For the Chocolate Frosting:

  • 1 cup (230g) unsalted butter, softened
  • 2 cups (240g) powdered sugar
  • ¾ cup (65g) unsweetened cocoa powder
  • 1 teaspoon vanilla extract
  • ¼ teaspoon salt
  • 3-4 tablespoons heavy cream (or milk)
  • 4 oz (115g) semi-sweet chocolate, melted and cooled

Optional Garnishes:

  • Chocolate shavings
  • Chopped chocolate
  • Fresh berries

Instructions:

  1. Prepare the Cake:
    • Preheat your oven to 350°F (175°C). Grease and flour two 9-inch round cake pans, lining the bottoms with parchment paper.
    • In a large bowl, sift together the flour, cocoa powder, baking powder, baking soda, sugar, and salt.
    • In a separate bowl, whisk together the eggs, buttermilk, oil, and vanilla extract until smooth and well combined.
    • Gradually add the wet ingredients to the dry ingredients and mix until smooth. The batter will be thick.
    • Slowly pour in the boiling water, mixing until fully incorporated.
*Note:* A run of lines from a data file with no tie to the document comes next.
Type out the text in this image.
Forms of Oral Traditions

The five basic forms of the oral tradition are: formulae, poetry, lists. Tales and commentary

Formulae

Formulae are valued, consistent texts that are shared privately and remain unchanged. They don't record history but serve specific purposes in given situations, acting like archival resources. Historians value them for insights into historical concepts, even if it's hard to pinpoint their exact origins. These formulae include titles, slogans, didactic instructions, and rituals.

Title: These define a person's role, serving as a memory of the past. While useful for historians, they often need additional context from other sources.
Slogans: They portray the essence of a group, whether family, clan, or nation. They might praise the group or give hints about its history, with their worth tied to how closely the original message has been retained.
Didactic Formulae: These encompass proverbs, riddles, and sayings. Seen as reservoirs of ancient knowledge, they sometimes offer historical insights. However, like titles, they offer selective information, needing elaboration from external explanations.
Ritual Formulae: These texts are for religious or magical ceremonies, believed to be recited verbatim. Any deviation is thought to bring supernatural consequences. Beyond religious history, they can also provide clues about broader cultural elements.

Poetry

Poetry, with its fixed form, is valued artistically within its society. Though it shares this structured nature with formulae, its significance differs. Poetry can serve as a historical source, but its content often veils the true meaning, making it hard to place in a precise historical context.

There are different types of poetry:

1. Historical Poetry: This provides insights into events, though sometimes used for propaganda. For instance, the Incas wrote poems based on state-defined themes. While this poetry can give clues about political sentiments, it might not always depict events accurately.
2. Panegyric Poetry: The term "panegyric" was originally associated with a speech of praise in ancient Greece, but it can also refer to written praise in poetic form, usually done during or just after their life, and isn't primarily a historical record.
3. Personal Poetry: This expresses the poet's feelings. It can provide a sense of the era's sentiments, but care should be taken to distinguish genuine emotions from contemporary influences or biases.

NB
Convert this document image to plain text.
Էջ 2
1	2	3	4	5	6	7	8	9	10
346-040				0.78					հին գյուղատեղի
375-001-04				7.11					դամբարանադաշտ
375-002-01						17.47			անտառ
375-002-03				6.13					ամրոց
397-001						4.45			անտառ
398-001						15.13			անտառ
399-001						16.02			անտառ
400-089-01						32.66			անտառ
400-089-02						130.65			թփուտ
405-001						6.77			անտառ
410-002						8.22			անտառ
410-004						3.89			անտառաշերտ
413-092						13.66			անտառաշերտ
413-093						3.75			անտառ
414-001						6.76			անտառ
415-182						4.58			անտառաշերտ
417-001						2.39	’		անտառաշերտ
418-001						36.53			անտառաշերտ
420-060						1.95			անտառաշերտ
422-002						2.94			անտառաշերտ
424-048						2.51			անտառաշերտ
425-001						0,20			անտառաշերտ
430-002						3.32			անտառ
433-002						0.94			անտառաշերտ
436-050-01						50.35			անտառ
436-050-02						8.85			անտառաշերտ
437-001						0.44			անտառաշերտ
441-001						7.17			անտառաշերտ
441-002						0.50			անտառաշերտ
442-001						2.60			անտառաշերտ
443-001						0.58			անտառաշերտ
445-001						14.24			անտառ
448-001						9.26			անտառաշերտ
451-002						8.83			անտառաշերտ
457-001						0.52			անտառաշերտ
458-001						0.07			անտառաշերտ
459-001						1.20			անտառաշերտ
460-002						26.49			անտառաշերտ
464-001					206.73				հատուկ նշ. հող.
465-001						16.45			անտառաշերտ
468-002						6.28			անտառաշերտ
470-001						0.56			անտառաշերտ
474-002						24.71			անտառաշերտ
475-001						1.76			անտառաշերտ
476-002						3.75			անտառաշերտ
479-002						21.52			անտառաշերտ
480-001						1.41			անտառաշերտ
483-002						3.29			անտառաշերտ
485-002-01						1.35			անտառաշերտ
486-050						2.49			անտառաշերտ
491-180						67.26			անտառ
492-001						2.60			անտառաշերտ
The batter will now be thin—this is normal.
    • Add the melted semi-sweet chocolate and stir to combine.
    • Divide the batter evenly between the prepared cake pans and smooth the tops.
    • Bake for 30-35 minutes, or until a toothpick inserted into the center comes out clean.
    • Allow the cakes to cool in the pans for 10 minutes, then transfer them to wire racks to cool completely.
  2. Prepare the Ganache:
    • Place the chopped semi-sweet chocolate in a heatproof bowl.
    • Heat the heavy cream in a small saucepan over medium heat until it begins to simmer (don’t let it boil).
    • Pour the hot cream over the chopped chocolate and let it sit for 2-3 minutes to melt.
    • Stir until the ganache is smooth, then mix in the butter until fully incorporated. Let it cool to room temperature.
  3. Prepare the Chocolate Frosting:
    • In a large mixing bowl, beat the softened butter with an electric mixer until creamy and smooth.
    • Gradually add the powdered sugar, cocoa powder, vanilla extract, and salt. Mix until combined.
    • Add the melted and cooled semi-sweet chocolate, and continue beating until smooth.
    • Gradually add the heavy cream (or milk) 1 tablespoon at a time until the frosting reaches your desired consistency. Beat for 2-3 minutes until the frosting is fluffy and light.
  4. Assemble the Cake:
    • Place one of the cake layers on a serving platter or cake stand.
    • Spread a generous amount of the chocolate ganache over the top of the cake, allowing it to drip slightly over the edges.
    • Place the second layer of cake on top and press down gently to secure it.
    • Frost the top and sides of the cake with the chocolate frosting, smoothing it out with a spatula.
  5. Decorate:
    • Garnish the cake with chocolate shavings, chopped chocolate, or fresh berries for an extra touch of elegance.
  6. Serve:
    • Slice and serve the cake at room temperature, and enjoy the rich, multi-layered chocolate goodness!

Tips for Success:

  • Be sure to use room-temperature eggs and buttermilk for the best texture.
  • The boiling water makes the cake batter thin, but this results in a super moist and tender cake.
  • Allow the ganache to cool slightly before using it, as it should be pourable but not too runny.
  • If you’re not a fan of the frosting’s consistency, add more heavy cream to make it softer or more powdered sugar for a thicker, firmer frosting.

Recommendations:

  • For an extra touch of chocolate, sprinkle some chocolate chips or drizzle extra ganache over the top before serving.
  • Serve this cake with a scoop of vanilla ice cream or a dollop of whipped cream for a more indulgent treat.
  • Store leftover cake in an airtight container at room temperature for up to 3 days or refrigerate for up to 1 week.

Nutrition (per serving, assuming 12 servings):

  • Calories: ~450-500 kcal
  • Fat: ~30g
  • Carbohydrates: ~55g
  • Protein: ~5g
  • Sugar: ~40g
  • Sodium: ~250mg

Note: Nutrition is an estimate and may vary based on ingredient substitutions or portion sizes.


Enjoy your Triple Chocolate Cake—a decadent, rich dessert perfect for any chocolate lover!